Leí hace unas semanas un corto en el Financial Times sobre el gran jefe de Fiat y Chrysler, Sergio Marchionne. El periodista lo presentaba como el «verdadero reformador» de la economía italiana, algo así como Mario Monti sentado en la mesa de una gran empresa.
La revolución de Marchionne tiene, según el Financial Times, varias facetas. Apuesta por unas relaciones laborales mucho más flexibles, enfrentándose en esto con Confindustria, la patronal (el periodista anunciaba que Fiat dejaría de ser miembro de la patronal en breve plazo) y con los sindicatos. Y apuesta por llevar a cabo inversiones importantísimas en Italia, cuando el sentido común y el sentido comercial le recomendarían invertir fuera (claro que, ¿cómo van a aceptar su revolución, si desinvierte en Italia y se lleva el dinero fuera).
Marchionne ha conseguido buenas relaciones con los sindicatos, apostando por crear empleo, pero poniendo condiciones: salarios altos pero menos tiempos perdidos, menos facilidades para «ponerse enfermo», más turnos de noche y menos huelgas.

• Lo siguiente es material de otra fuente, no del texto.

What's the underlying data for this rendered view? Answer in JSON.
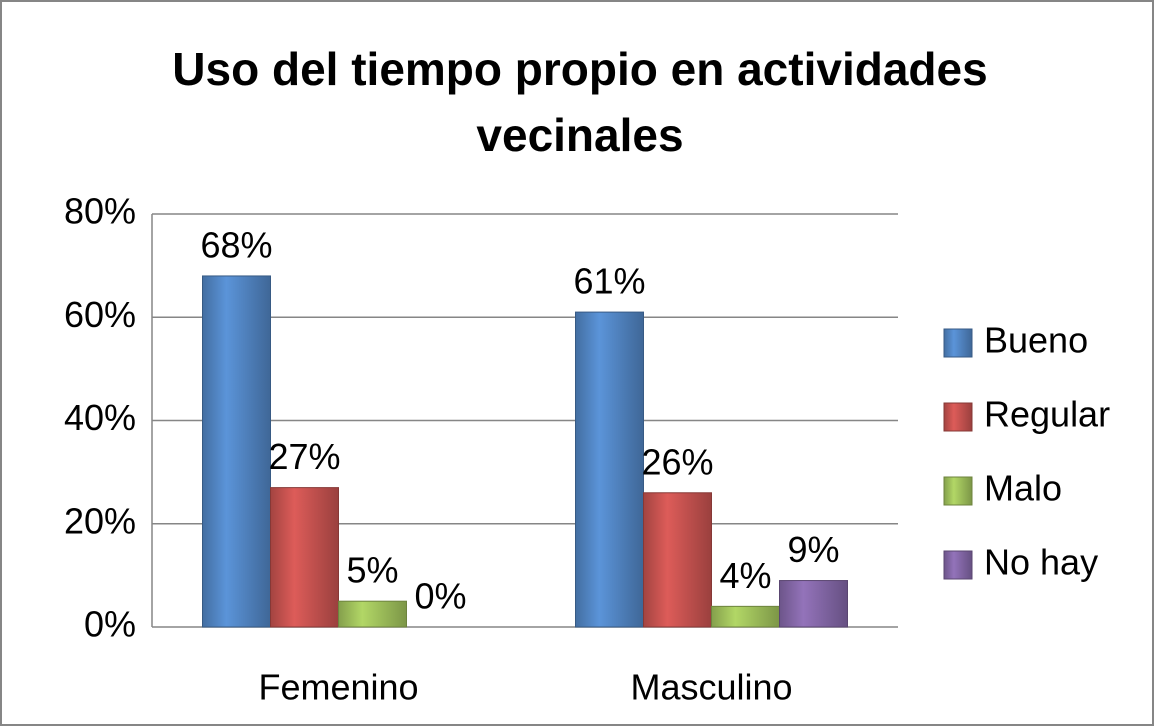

Está bien quejarse del gobierno, de los sindicatos, de los consumidores, de los bancos, de Alemania, del Banco Central Europeo y del lucero del alba. Pero, ¿por qué no nos ponemos a hacer algo nosotros, cada uno de nosotros, independientemente de lo que hagan los demás? ¿O tendremos que aplicar a nuestro país lo que Marchionne decía de los italianos en la inauguración de la planta de Pomigliano, cerca de Nápoles, en diciembre pasado: Italia es un país «en el que el que gana el que grita más, en el que la gente habla mucho, escucha poco y hace menos aún, y en el que los esfuerzos se hacen más delante de una cámara de televisión que en la vida real»?